A perceção, fundada ou infundada, de que o mandato de deputado é uma porta aberta à
promiscuidade entre interesses públicos e privados ou de que os eleitos, cuja função é
legislar e fiscalizar o governo, prescindem do seu estatuto para servirem o poder
executivo, só descredibiliza a democracia em tempos em que sobre ela impendem
múltiplas ameaças, nomeadamente as que relevam da matriz populista.

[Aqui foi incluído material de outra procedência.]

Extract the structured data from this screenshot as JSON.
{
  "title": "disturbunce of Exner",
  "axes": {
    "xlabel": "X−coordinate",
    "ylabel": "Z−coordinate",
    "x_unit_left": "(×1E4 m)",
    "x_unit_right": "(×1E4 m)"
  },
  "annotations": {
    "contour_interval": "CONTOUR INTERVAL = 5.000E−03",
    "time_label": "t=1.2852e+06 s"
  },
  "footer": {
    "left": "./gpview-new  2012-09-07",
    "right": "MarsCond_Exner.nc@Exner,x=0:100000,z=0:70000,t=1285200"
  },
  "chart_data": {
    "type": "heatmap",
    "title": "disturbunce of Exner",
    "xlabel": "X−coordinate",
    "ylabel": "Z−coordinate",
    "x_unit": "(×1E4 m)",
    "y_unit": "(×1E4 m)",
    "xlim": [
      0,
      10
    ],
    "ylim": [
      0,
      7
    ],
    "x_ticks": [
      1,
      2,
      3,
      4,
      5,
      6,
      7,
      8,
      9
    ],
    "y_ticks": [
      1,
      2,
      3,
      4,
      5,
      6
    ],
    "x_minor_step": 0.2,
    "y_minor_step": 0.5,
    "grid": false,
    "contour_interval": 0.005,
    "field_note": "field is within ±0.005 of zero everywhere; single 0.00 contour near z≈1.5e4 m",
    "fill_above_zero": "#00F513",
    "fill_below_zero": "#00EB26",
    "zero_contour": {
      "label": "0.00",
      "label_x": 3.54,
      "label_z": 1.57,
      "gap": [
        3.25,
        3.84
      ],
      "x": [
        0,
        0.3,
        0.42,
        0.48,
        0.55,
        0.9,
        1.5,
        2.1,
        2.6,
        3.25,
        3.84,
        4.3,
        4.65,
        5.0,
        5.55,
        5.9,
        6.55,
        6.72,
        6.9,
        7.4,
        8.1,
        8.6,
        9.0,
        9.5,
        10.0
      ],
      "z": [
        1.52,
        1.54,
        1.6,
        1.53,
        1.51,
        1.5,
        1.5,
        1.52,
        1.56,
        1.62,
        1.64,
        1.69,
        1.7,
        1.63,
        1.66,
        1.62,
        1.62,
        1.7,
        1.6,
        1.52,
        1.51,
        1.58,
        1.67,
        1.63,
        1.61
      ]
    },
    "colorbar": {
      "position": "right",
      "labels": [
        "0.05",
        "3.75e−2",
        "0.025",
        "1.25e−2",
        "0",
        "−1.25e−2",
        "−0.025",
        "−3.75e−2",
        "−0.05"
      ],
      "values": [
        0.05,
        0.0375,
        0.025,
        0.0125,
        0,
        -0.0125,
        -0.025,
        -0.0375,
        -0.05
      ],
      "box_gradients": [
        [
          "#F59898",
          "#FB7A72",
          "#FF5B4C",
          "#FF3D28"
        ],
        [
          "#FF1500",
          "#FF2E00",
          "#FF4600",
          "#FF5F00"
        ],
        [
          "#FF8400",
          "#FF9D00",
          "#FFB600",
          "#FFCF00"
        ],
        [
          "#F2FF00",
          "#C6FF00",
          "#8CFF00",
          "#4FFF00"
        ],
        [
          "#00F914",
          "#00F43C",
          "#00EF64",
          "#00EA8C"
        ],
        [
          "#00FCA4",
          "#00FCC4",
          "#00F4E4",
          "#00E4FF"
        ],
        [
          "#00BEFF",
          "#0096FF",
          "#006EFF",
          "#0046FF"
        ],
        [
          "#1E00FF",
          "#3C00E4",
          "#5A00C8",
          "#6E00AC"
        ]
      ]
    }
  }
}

A presente iniciativa legislativa revê o regime de incompatibilidades do Estatuto dos
Deputados, alargando-o a membros de comissões ou entidades de nomeação
governamental e a membros do Conselho de Gestão de quaisquer empresas com
participação do Estado e empresas concessionárias do Estado. Revê igualmente o regime
de incompatibilidades e impedimentos de titulares de cargos políticos e de altos cargos
públicos, consagrando o “período de nojo” de seis anos, propondo, também, que os
gestores e administradores executivos de empresa pública e sociedade anónima de
capitais públicos sejam considerados titulares de altos cargos públicos e abrangidos pelo
presente regime jurídico.
Assim, nos termos constitucionais e regimentais aplicáveis, as Deputadas e os Deputados
do Bloco de Esquerda, apresentam o seguinte Projeto de Lei:
Artigo 1.º
Objeto
1 - O presente diploma altera o regime jurídico de incompatibilidades e impedimentos
dos titulares de cargos políticos e altos cargos públicos, aprovado pela Lei n.º 64/93, de
26 de agosto, e alterado pela Lei n.º 39-B/94, de 27 de dezembro, pela Lei n.º 28/95, de
18 de agosto, pela Lei n.º 12/96, de 18 de abril, pela Lei nº 42/96, de 31 de agosto, pela
Lei n.º 12/98, de 24 de fevereiro, pelo Decreto-Lei n.º 71/2007, de 27 de março, pela Lei
n.º 30/2008, de 10 de julho, e pela Lei n.º 1/2011, de 30 de novembro, reforçando os
limites do regime aplicável após cessação de funções.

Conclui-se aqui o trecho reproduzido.